The findings from this trial are published in the Proceedings of the National Academy of Sciences.
The disease, called X-linked severe combined immunodeficiency (XSCID), is caused by a mutation in a gene called gamma C that prevents the immune system from forming B and T lymphocytes.
XSCID was made famous by the story of the so-called “Bubble Boy” who lived inside a plastic ‘bubble’ to shield him from infections. In gene therapy for this disease, normal copies of the gamma C gene are inserted into stem cells that later give rise to these lymphocytes.
Following the development of leukemia by the patients in France, researchers determined that some of the gamma C genes had inserted themselves into oncogenes – cancer causing genes. This caused the stem cells to multiply uncontrollably and produce leukemia.
The St Jude researchers concluded that XSCID itself makes their mouse models – and by extension, children with this disease – particularly susceptible to cancer caused by gene therapy.
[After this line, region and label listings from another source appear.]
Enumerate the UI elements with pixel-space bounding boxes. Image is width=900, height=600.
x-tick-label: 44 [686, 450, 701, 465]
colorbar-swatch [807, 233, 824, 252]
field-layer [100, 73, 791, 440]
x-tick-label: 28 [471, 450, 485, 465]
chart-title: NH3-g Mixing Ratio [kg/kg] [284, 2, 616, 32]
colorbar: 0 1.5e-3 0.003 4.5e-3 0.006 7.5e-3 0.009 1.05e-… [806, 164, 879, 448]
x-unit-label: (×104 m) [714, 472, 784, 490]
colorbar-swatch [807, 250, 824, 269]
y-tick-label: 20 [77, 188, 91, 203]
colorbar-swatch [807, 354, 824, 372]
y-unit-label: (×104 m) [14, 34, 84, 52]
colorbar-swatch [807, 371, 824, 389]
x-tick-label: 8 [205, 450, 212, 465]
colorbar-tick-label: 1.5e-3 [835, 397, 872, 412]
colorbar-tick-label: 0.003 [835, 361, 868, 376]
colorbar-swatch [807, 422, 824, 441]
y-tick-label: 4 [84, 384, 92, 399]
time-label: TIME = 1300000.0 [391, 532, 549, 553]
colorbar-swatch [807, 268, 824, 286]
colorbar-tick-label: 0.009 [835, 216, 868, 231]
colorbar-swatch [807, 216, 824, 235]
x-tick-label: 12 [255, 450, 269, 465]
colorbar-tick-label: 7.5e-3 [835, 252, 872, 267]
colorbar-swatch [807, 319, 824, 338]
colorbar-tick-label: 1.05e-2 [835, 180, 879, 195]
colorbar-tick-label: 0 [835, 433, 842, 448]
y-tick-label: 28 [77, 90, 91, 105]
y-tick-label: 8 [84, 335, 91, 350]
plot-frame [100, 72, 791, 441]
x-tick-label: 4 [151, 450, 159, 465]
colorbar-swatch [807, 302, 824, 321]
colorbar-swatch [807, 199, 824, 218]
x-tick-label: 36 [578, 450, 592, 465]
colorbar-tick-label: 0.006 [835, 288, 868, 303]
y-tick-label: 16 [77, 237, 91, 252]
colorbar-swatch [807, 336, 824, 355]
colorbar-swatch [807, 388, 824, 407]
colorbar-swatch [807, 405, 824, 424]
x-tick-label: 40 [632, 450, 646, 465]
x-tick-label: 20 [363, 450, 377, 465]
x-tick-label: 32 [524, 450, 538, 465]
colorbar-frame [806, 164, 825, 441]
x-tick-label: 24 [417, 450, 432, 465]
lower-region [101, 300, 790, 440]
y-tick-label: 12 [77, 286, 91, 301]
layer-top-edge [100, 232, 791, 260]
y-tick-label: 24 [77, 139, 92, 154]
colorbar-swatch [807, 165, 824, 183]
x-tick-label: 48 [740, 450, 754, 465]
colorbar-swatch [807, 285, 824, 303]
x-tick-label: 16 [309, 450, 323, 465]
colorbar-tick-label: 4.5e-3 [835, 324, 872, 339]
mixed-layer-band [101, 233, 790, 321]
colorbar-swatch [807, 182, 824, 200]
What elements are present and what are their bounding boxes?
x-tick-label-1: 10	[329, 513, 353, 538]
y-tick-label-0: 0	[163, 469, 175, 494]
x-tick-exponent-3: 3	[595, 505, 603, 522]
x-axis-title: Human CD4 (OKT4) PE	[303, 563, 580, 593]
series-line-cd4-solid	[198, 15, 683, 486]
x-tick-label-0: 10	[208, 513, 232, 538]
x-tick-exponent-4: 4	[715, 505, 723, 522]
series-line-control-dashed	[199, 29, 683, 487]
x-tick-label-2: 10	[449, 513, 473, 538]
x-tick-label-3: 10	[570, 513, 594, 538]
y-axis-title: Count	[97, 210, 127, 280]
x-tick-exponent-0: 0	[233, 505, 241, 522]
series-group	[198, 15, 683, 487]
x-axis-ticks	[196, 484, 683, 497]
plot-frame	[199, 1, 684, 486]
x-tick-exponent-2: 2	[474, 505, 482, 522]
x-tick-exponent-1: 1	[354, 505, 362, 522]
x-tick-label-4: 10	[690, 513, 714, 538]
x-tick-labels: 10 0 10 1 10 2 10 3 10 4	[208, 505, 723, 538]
Specifically, the team found that the population of primitive stem cells that is the target of gene therapy is abnormally large. This increases the chance that gamma C genes that are put into the cells will insert themselves into oncogenes.
“Our current findings with this new mouse model offer real hope that we can make gene therapy for X-linked SCID safe as well as effective,” said Dr Yan Shou, the first author of the paper and the major contributor to this work.
Another major implication of this finding is that gene therapy for other forms of genetic blood diseases will pose significantly less risk for causing cancer than was previously thought, according to Dr Brian Sorrentino, director of the St Jude experimental hematology division and co-director of transplantation and gene therapy.